Aww! 5 years Old Gave the Pope a Letter to Save her Parents from Deportation During Parade.


Pope Francis arrived USA on Tuesday in a low key, after his four days visit to the Island of Cuba. He is determined to press the world’s last superpower to do more to care for the planet and its most marginalized inhabitants. And a 5 years old , Sophie Cruz helped in channeling that determination, when she broke through security to give the Pope a hug and a letter to protect her parents from being deported.

Five-year-old Sophie Cruz, the daughter of two undocumented immigrants, reached the pope on her second attempt Wednesday after he motioned for her to approach his popemobile.
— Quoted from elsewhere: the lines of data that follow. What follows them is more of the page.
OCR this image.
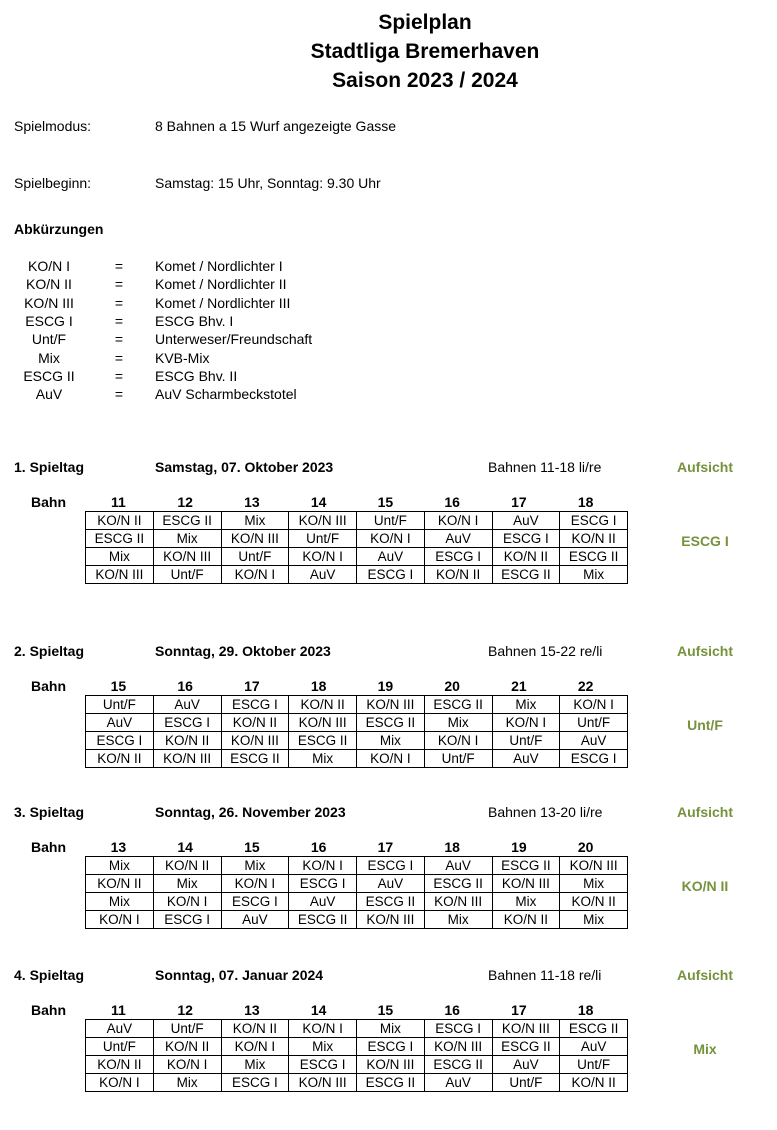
Spielplan
Stadtliga Bremerhaven
Saison 2023 / 2024
Spielmodus:	8 Bahnen a 15 Wurf angezeigte Gasse
Spielbeginn:	Samstag: 15 Uhr, Sonntag: 9.30 Uhr
Abkürzungen
KO/N I	= Komet / Nordlichter I
KO/N II	= Komet / Nordlichter II
KO/N III	= Komet / Nordlichter III
ESCG I	= ESCG Bhv. I
Unt/F	= Unterweser/Freundschaft
Mix	= KVB-Mix
ESCG II	= ESCG Bhv. II
AuV	= AuV Scharmbeckstotel
1. Spieltag	Samstag, 07. Oktober 2023	Bahnen 11-18 li/re	Aufsicht
ESCG I
Bahn	11	12	13	14	15	16	17	18
KO/N II	ESCG II	Mix	KO/N III	Unt/F	KO/N I	AuV	ESCG I
ESCG II	Mix	KO/N III	Unt/F	KO/N I	AuV	ESCG I	KO/N II
Mix	KO/N III	Unt/F	KO/N I	AuV	ESCG I	KO/N II	ESCG II
KO/N III	Unt/F	KO/N I	AuV	ESCG I	KO/N II	ESCG II	Mix
2. Spieltag	Sonntag, 29. Oktober 2023	Bahnen 15-22 re/li	Aufsicht
Unt/F
Bahn	15	16	17	18	19	20	21	22
Unt/F	AuV	ESCG I	KO/N II	KO/N III	ESCG II	Mix	KO/N I
AuV	ESCG I	KO/N II	KO/N III	ESCG II	Mix	KO/N I	Unt/F
ESCG I	KO/N II	KO/N III	ESCG II	Mix	KO/N I	Unt/F	AuV
KO/N II	KO/N III	ESCG II	Mix	KO/N I	Unt/F	AuV	ESCG I
3. Spieltag	Sonntag, 26. November 2023	Bahnen 13-20 li/re	Aufsicht
KO/N II
Bahn	13	14	15	16	17	18	19	20
Mix	KO/N II	Mix	KO/N I	ESCG I	AuV	ESCG II	KO/N III
KO/N II	Mix	KO/N I	ESCG I	AuV	ESCG II	KO/N III	Mix
Mix	KO/N I	ESCG I	AuV	ESCG II	KO/N III	Mix	KO/N II
KO/N I	ESCG I	AuV	ESCG II	KO/N III	Mix	KO/N II	Mix
4. Spieltag	Sonntag, 07. Januar 2024	Bahnen 11-18 re/li	Aufsicht
Mix
Bahn	11	12	13	14	15	16	17	18
AuV	Unt/F	KO/N II	KO/N I	Mix	ESCG I	KO/N III	ESCG II
Unt/F	KO/N II	KO/N I	Mix	ESCG I	KO/N III	ESCG II	AuV
KO/N II	KO/N I	Mix	ESCG I	KO/N III	ESCG II	AuV	Unt/F
KO/N I	Mix	ESCG I	KO/N III	ESCG II	AuV	Unt/F	KO/N II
Sophie, of Los Angeles, wanted to meet with Pope Francis after becoming scared that her parents could be deported. Unlike her parents, she and her sister are American citizens.
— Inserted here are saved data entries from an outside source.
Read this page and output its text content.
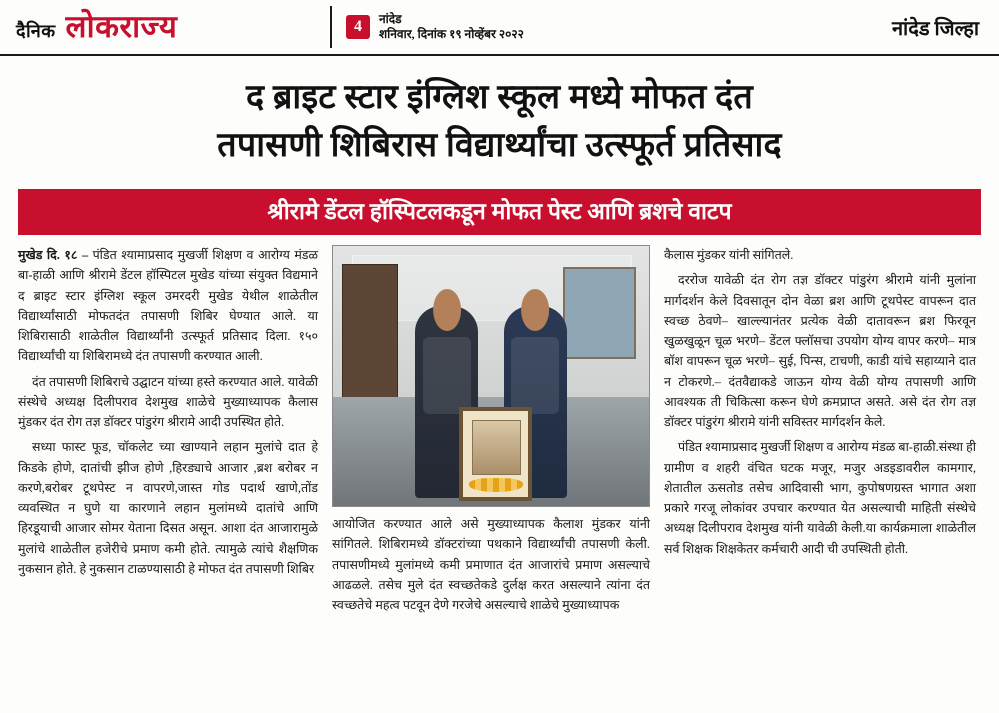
दैनिक लोकराज्य	4	नांदेड
शनिवार, दिनांक १९ नोव्हेंबर २०२२	नांदेड जिल्हा
द ब्राइट स्टार इंग्लिश स्कूल मध्ये मोफत दंत
तपासणी शिबिरास विद्यार्थ्यांचा उत्स्फूर्त प्रतिसाद
श्रीरामे डेंटल हॉस्पिटलकडून मोफत पेस्ट आणि ब्रशचे वाटप

मुखेड दि. १८ – पंडित श्यामाप्रसाद मुखर्जी शिक्षण व आरोग्य मंडळ बा-हाळी आणि श्रीरामे डेंटल हॉस्पिटल मुखेड यांच्या संयुक्त विद्यमाने द ब्राइट स्टार इंग्लिश स्कूल उमरदरी मुखेड येथील शाळेतील विद्यार्थ्यांसाठी मोफतदंत तपासणी शिबिर घेण्यात आले. या शिबिरासाठी शाळेतील विद्यार्थ्यांनी उत्स्फूर्त प्रतिसाद दिला. १५० विद्यार्थ्यांची या शिबिरामध्ये दंत तपासणी करण्यात आली.

दंत तपासणी शिबिराचे उद्घाटन यांच्या हस्ते करण्यात आले. यावेळी संस्थेचे अध्यक्ष दिलीपराव देशमुख शाळेचे मुख्याध्यापक कैलास मुंडकर दंत रोग तज्ञ डॉक्टर पांडुरंग श्रीरामे आदी उपस्थित होते.

सध्या फास्ट फूड, चॉकलेट च्या खाण्याने लहान मुलांचे दात हे किडके होणे, दातांची झीज होणे ,हिरड्याचे आजार ,ब्रश बरोबर न करणे,बरोबर टूथपेस्ट न वापरणे,जास्त गोड पदार्थ खाणे,तोंड व्यवस्थित न घुणे या कारणाने लहान मुलांमध्ये दातांचे आणि हिरडूयाची आजार सोमर येताना दिसत असून. आशा दंत आजारामुळे मुलांचे शाळेतील हजेरीचे प्रमाण कमी होते. त्यामुळे त्यांचे शैक्षणिक नुकसान होते. हे नुकसान टाळण्यासाठी हे मोफत दंत तपासणी शिबिर

आयोजित करण्यात आले असे मुख्याध्यापक कैलाश मुंडकर यांनी सांगितले. शिबिरामध्ये डॉक्टरांच्या पथकाने विद्यार्थ्यांची तपासणी केली. तपासणीमध्ये मुलांमध्ये कमी प्रमाणात दंत आजारांचे प्रमाण असल्याचे आढळले. तसेच मुले दंत स्वच्छतेकडे दुर्लक्ष करत असल्याने त्यांना दंत स्वच्छतेचे महत्व पटवून देणे गरजेचे असल्याचे शाळेचे मुख्याध्यापक

कैलास मुंडकर यांनी सांगितले.

दररोज यावेळी दंत रोग तज्ञ डॉक्टर पांडुरंग श्रीरामे यांनी मुलांना मार्गदर्शन केले दिवसातून दोन वेळा ब्रश आणि टूथपेस्ट वापरून दात स्वच्छ ठेवणे– खाल्ल्यानंतर प्रत्येक वेळी दातावरून ब्रश फिरवून खुळखुळून चूळ भरणे– डेंटल फ्लॉसचा उपयोग योग्य वापर करणे– मात्र बॉश वापरून चूळ भरणे– सुई, पिन्स, टाचणी, काडी यांचे सहाय्याने दात न टोकरणे.– दंतवैद्याकडे जाऊन योग्य वेळी योग्य तपासणी आणि आवश्यक ती चिकित्सा करून घेणे क्रमप्राप्त असते. असे दंत रोग तज्ञ डॉक्टर पांडुरंग श्रीरामे यांनी सविस्तर मार्गदर्शन केले.

पंडित श्यामाप्रसाद मुखर्जी शिक्षण व आरोग्य मंडळ बा-हाळी.संस्था ही ग्रामीण व शहरी वंचित घटक मजूर, मजुर अडइडावरील कामगार, शेतातील ऊसतोड तसेच आदिवासी भाग, कुपोषणग्रस्त भागात अशा प्रकारे गरजू लोकांवर उपचार करण्यात येत असल्याची माहिती संस्थेचे अध्यक्ष दिलीपराव देशमुख यांनी यावेळी केली.या कार्यक्रमाला शाळेतील सर्व शिक्षक शिक्षकेतर कर्मचारी आदी ची उपस्थिती होती.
“She lives it every day,” her father, Raul Cruz, said in Spanish. “She sees family get separated, and we always tell her the truth when she asks why.”

Security stopped Sophie as she first approached the pope during a parade at the Ellipse outside the White House. On her second attempt, after her father lifted her over the barricade, Francis motioned for her to come over, and security obliged.
 
The pope kissed her cheek and took her envelope, which included a letter about immigration and a photo with words that translate as “My friends and I love each other no matter our skin color.” Sophie said her hope is that he can bring change to U.S. immigration laws.

“To speak with the president and Congress, for they can give ‘la reforma migratoria’ for all the immigrants,” she said, adding that she has a second letter to give President Obama someday.

Getting Sophie to the pope didn’t come without a bit of planning.

Alicia Flores, executive director of La Hermandad in Los Angeles, said the group chose Sophie to approach the pope after a similar plan worked in Rome involving another young girl. Raul Cruz, who came to the
United States 10 years ago, then agreed to let his daughter partake in the plan so the pope could hear their message.

“The fathers and mothers of U.S.-born children live in complete uncertainty,” he said. “I believe Pope Francis was sent by God.”

Sophie says she rarely sees her father, because he works many days from 4:30 p.m. to 3 a.m. in a Los Angeles factory. She hopes one day she won’t live in fear that her father could be forced out of the country they call home.

How did she work up the courage to reach the pope? “God made me like that,” she said.